IMG_0044— A little Raymond Chandler fog in the atmosphere this morning, or at least that’s what came to mind as I looked out the bedroom window at first light. I started pondering mysteries of the weather, cancer, spinners and Western movies, in no particular order.

— We only get fog a few times a year. Coop, always looking for sheep threats in the hills, looks confused. I know I am. Chemotherapy initially leaves me wired and sleepless. The crash comes Friday. One more chemo added after yesterday’s treatment. That and radiation end March 25. After that, the CT scans to see how well it worked. Sure saw a lot of really hard-times looking cancer patients at the hospital yesterday. My deal so far seems benign by comparison.

— John Fleck and I have been having this off and on conversation about life away from daily newspaper work. He’s left to write and book and I’m on medical leave. We’ve both remarked about how great it is to be free of the spinners that cluttered our vision as reporters and, now, the freedom to see “real people” working hands on with the world’s daily issues. I have tended to condemn politics, after 40 years of covering it, but in calmer moments I remember it is the means to ends — the enabler of those “real people” working hands on. Somebody has got to do it — the politicking, the money-getting, the policy approval, the enabling legislation. I think it’s just that I’m ready to change teams, appreciate a new perspective. Not to speak for him, but it seems Fleck already has made that decision.

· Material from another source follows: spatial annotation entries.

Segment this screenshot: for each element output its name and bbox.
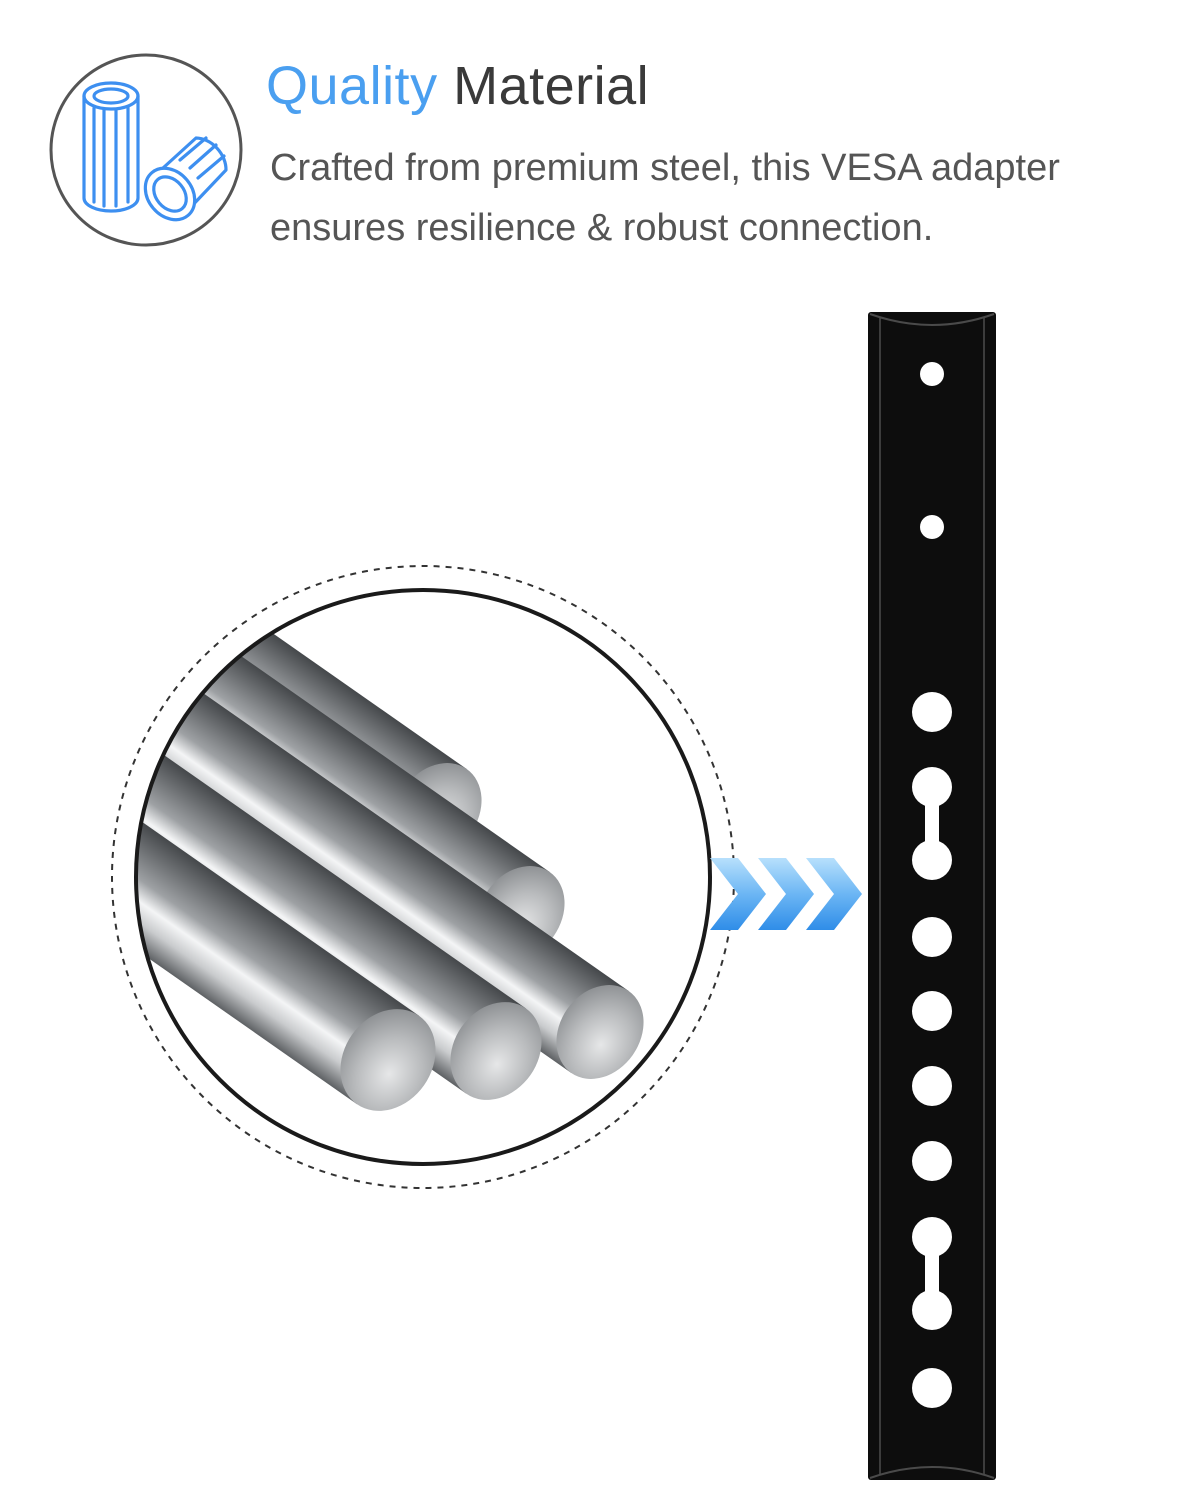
description-line-1: Crafted from premium steel, this VESA ad… [270,147,1060,189]
vesa-adapter-bracket-bar [868,312,996,1480]
steel-rods-closeup [111,565,735,1189]
headline: Quality Material [266,54,649,118]
headline-rest: Material [453,56,650,116]
description: Crafted from premium steel, this VESA ad… [270,138,1170,258]
description-line-2: ensures resilience & robust connection. [270,207,934,249]
triple-chevron-right-icon [710,858,862,930]
headline-accent: Quality [266,56,438,116]
steel-tube-icon [49,53,243,247]
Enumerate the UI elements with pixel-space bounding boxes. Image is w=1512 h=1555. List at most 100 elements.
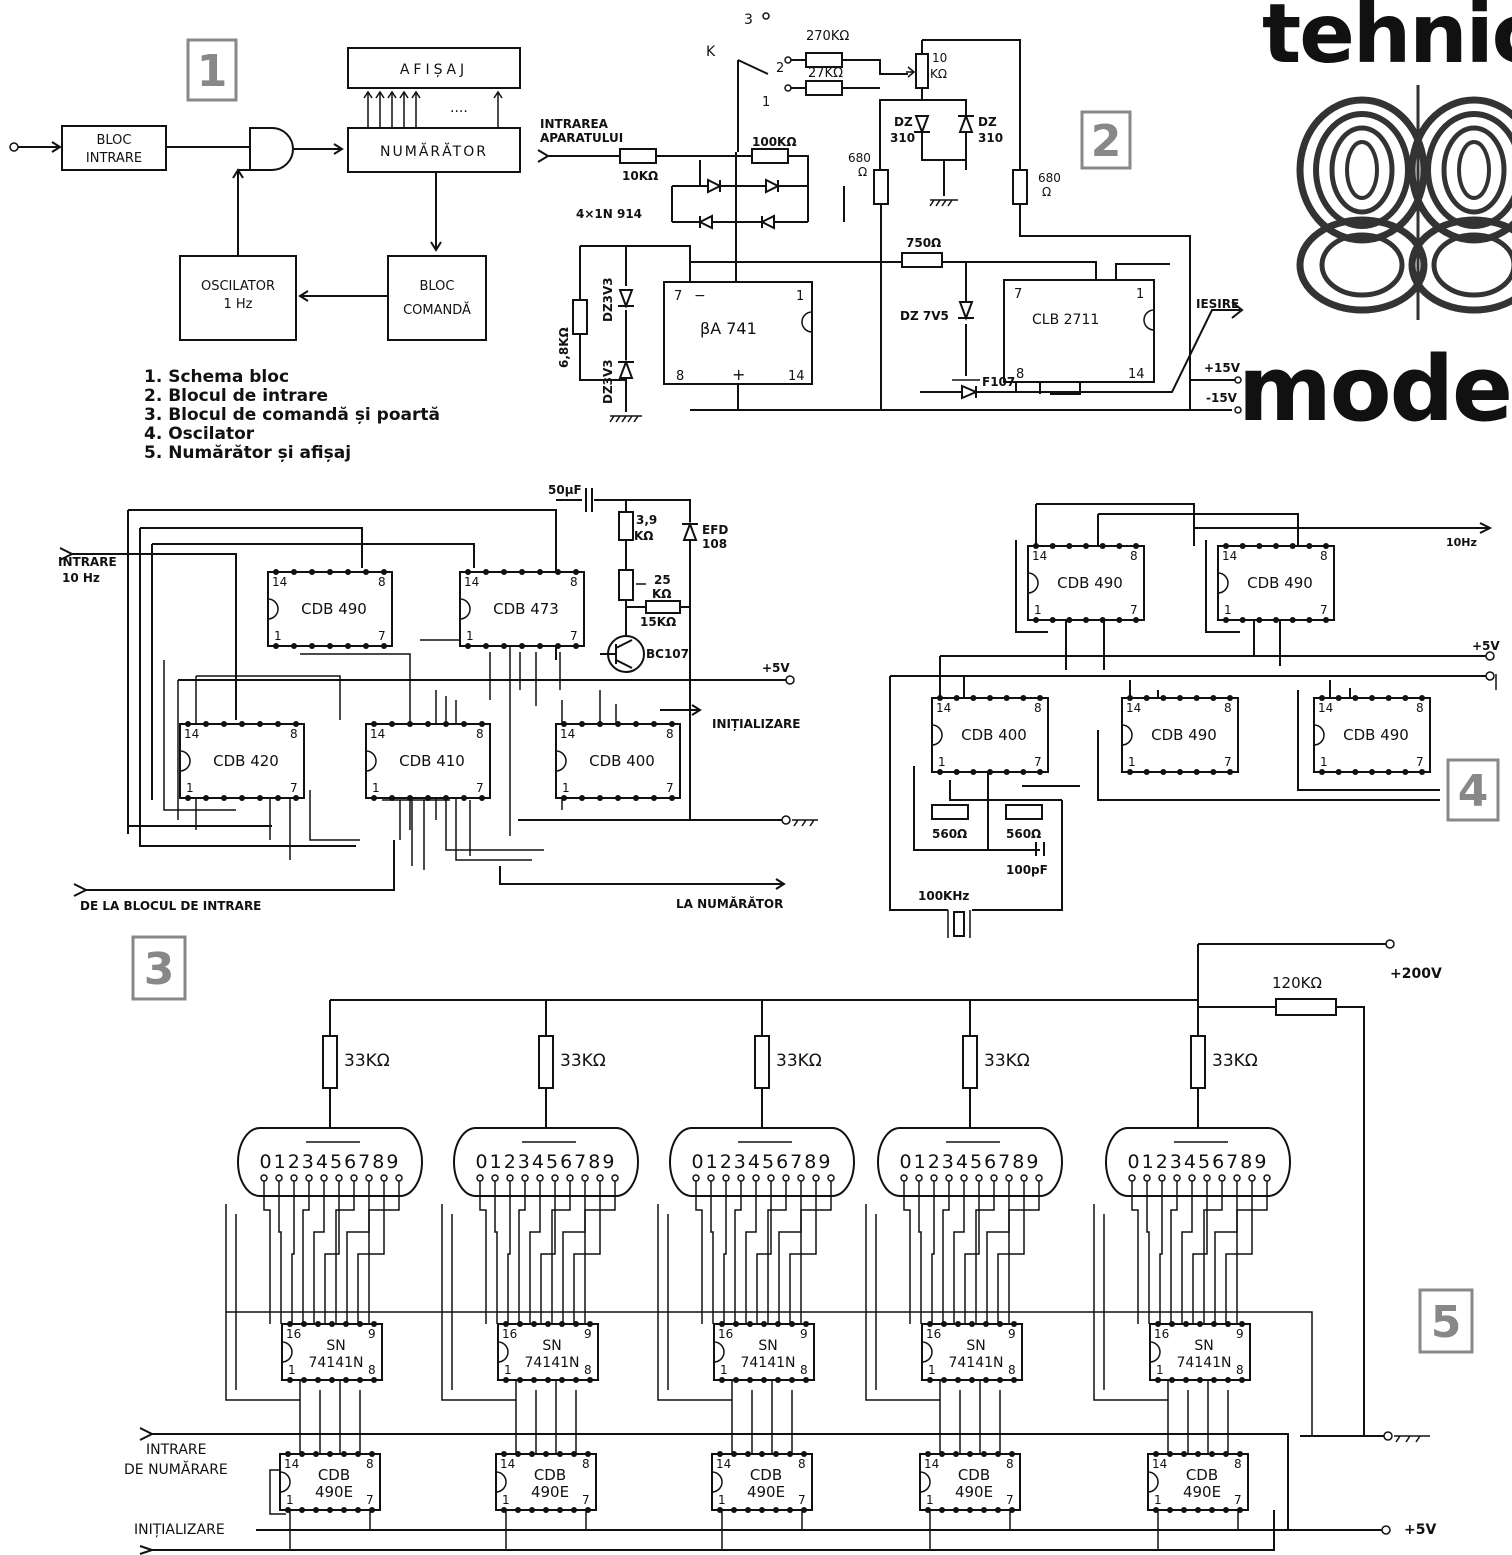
svg-text:1: 1 xyxy=(1224,603,1232,617)
svg-text:25: 25 xyxy=(654,573,671,587)
svg-text:1: 1 xyxy=(562,781,570,795)
svg-text:APARATULUI: APARATULUI xyxy=(540,131,623,145)
svg-text:7: 7 xyxy=(1034,755,1042,769)
opamp-label: βA 741 xyxy=(700,319,757,338)
svg-text:INTRAREA: INTRAREA xyxy=(540,117,609,131)
svg-text:14: 14 xyxy=(1128,367,1145,382)
svg-text:INIȚIALIZARE: INIȚIALIZARE xyxy=(134,1522,225,1538)
svg-text:CDB 490: CDB 490 xyxy=(1151,726,1217,744)
svg-text:CDB 490: CDB 490 xyxy=(1057,574,1123,592)
svg-text:8: 8 xyxy=(798,1457,806,1471)
svg-text:9: 9 xyxy=(368,1327,376,1341)
svg-text:CDB 490: CDB 490 xyxy=(301,600,367,618)
svg-text:CDB: CDB xyxy=(750,1466,782,1484)
legend-item-2: 2. Blocul de intrare xyxy=(144,386,328,406)
nixie-digits: 0123456789 xyxy=(1128,1151,1269,1173)
svg-text:9: 9 xyxy=(1008,1327,1016,1341)
svg-text:INTRARE: INTRARE xyxy=(58,555,117,569)
svg-text:14: 14 xyxy=(184,727,199,741)
svg-text:CDB 410: CDB 410 xyxy=(399,752,465,770)
svg-text:9: 9 xyxy=(584,1327,592,1341)
svg-text:7: 7 xyxy=(1234,1493,1242,1507)
legend-item-5: 5. Numărător și afișaj xyxy=(144,443,351,463)
svg-text:7: 7 xyxy=(1006,1493,1014,1507)
svg-text:EFD: EFD xyxy=(702,523,728,537)
brand-bottom: moder xyxy=(1238,337,1512,442)
svg-text:2: 2 xyxy=(1091,116,1122,167)
svg-text:1: 1 xyxy=(796,289,804,304)
section-number-1: 1 xyxy=(186,38,238,102)
diode-1n914-a xyxy=(707,178,723,194)
section-number-2: 2 xyxy=(1080,110,1132,170)
svg-text:100KΩ: 100KΩ xyxy=(752,135,797,149)
svg-text:1: 1 xyxy=(504,1363,512,1377)
zener-dz7v5 xyxy=(958,301,974,321)
svg-text:100KHz: 100KHz xyxy=(918,889,969,903)
oscillator-label-1: OSCILATOR xyxy=(201,279,275,294)
svg-text:8: 8 xyxy=(800,1363,808,1377)
section-number-3: 3 xyxy=(131,935,187,1001)
svg-text:8: 8 xyxy=(366,1457,374,1471)
svg-text:14: 14 xyxy=(1222,549,1237,563)
svg-text:5: 5 xyxy=(1431,1297,1462,1348)
svg-text:14: 14 xyxy=(370,727,385,741)
svg-text:108: 108 xyxy=(702,537,727,551)
svg-text:CDB: CDB xyxy=(534,1466,566,1484)
oscillator-box xyxy=(179,255,297,341)
counter-box xyxy=(347,127,521,173)
resistor-10k xyxy=(619,148,657,164)
svg-text:8: 8 xyxy=(1236,1363,1244,1377)
resistor-120k xyxy=(1275,998,1337,1016)
svg-text:680: 680 xyxy=(1038,171,1061,185)
brand-logo: tehnic moder xyxy=(1238,0,1512,442)
svg-text:50µF: 50µF xyxy=(548,483,582,497)
svg-text:490E: 490E xyxy=(315,1483,353,1501)
resistor-750 xyxy=(901,252,943,268)
svg-text:8: 8 xyxy=(378,575,386,589)
svg-text:SN: SN xyxy=(966,1338,985,1354)
svg-text:74141N: 74141N xyxy=(1176,1355,1231,1371)
switch-k-label: K xyxy=(706,44,716,60)
svg-text:16: 16 xyxy=(502,1327,517,1341)
zener-dz3v3-a xyxy=(618,289,634,309)
svg-text:8: 8 xyxy=(676,369,684,384)
resistor-33k xyxy=(962,1035,978,1089)
oscillator-label-2: 1 Hz xyxy=(223,297,252,312)
diode-efd108 xyxy=(682,521,698,541)
svg-text:8: 8 xyxy=(290,727,298,741)
command-label-1: BLOC xyxy=(419,279,454,294)
resistor-33k-label: 33KΩ xyxy=(984,1051,1030,1071)
svg-text:2: 2 xyxy=(776,61,784,76)
svg-text:8: 8 xyxy=(570,575,578,589)
svg-text:15KΩ: 15KΩ xyxy=(640,615,676,629)
svg-text:DZ3V3: DZ3V3 xyxy=(601,359,615,404)
svg-text:16: 16 xyxy=(718,1327,733,1341)
svg-text:14: 14 xyxy=(924,1457,939,1471)
svg-text:8: 8 xyxy=(1130,549,1138,563)
svg-text:560Ω: 560Ω xyxy=(1006,827,1041,841)
svg-text:KΩ: KΩ xyxy=(652,587,672,601)
svg-text:3,9: 3,9 xyxy=(636,513,657,527)
svg-text:7: 7 xyxy=(378,629,386,643)
svg-text:9: 9 xyxy=(1236,1327,1244,1341)
clb-label: CLB 2711 xyxy=(1032,312,1099,328)
svg-text:7: 7 xyxy=(366,1493,374,1507)
resistor-33k xyxy=(754,1035,770,1089)
svg-text:74141N: 74141N xyxy=(948,1355,1003,1371)
resistor-33k xyxy=(538,1035,554,1089)
svg-text:SN: SN xyxy=(758,1338,777,1354)
svg-text:CDB 400: CDB 400 xyxy=(589,752,655,770)
svg-text:16: 16 xyxy=(1154,1327,1169,1341)
svg-text:490E: 490E xyxy=(955,1483,993,1501)
svg-text:310: 310 xyxy=(890,131,915,145)
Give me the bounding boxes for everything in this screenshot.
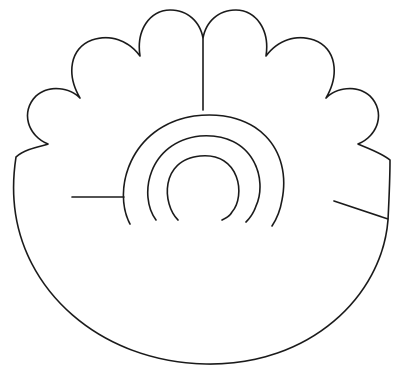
scalloped-outline <box>14 10 390 364</box>
inner-arc <box>167 156 239 220</box>
middle-arc <box>148 136 260 222</box>
right-pointer-line <box>334 201 388 219</box>
outer-arc <box>123 115 283 226</box>
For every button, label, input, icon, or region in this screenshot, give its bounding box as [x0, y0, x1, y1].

— I wrote something called “Good riddance, John Wayne” a couple of weeks ago. To explain. The burr under my saddle at the moment — and it’s been there for a long time — was the John Wayne character quote “Never apologize: It’s a sign of weakness,” which I remember from “The Searchers,” but which Wayne apparently also uttered in “She Wore a Yellow Ribbon.” I most only remember the Ben Johnson riding — the best part of many John Wayne movies — in “She Wore a Yellow Ribbon”. The “never apologize” imperative was forced on my even as a boy at home, but it’s always made me bristle. I understand it’s value in a leadership sense but question it morally. Plus, John Wayne’s swaggering often just bugs me in general.

— And I could live without waterless, tree and grass-baren Monument Valley at as a Western movie set. It might have been the latest, and especially boring, “Lone Ranger” that pushed me over the edge. I couldn’t see it through. (You know, maybe The whole “Lone Ranger” thing was just a dumb idea to begin with). Scenery-wise,  much prefer, say, the northern New Mexico shots around Santa Fe in the Jimmy Stewart movie “The Man from Laramie.” It was nice to see the Dallas Divide up near Ridgway, Colorado, in “True Grit,” but neither can I take any movie where they (script-wise) ride horses to death. I can’t even watch the non-lethal downhill stuff in “Man from Snowy River, although that’s a bunch of wild Aussies.

— I once worked with a wrangler, who, in angry moments, said horses had “shit for brains” and threatened that the only way to enforce human instruction was a “two-by-four between the eyes.” Coincidentally, he was an old mustanger along the California-Nevada border.

— Which leads me in a fog-bound way, to say I appreciate “The Misfits” far more than  “The Searchers” as a Western movie.” And if it’s cowboy-Indian strife, gut-shooting and the like that you wish, try “Ulzana’s Raid” with Burt Lancaster. And, as for courage against the odds, it’s worth comparing the lasting art of “High Noon” against the technicolor gore of “The Magnificent Seven.”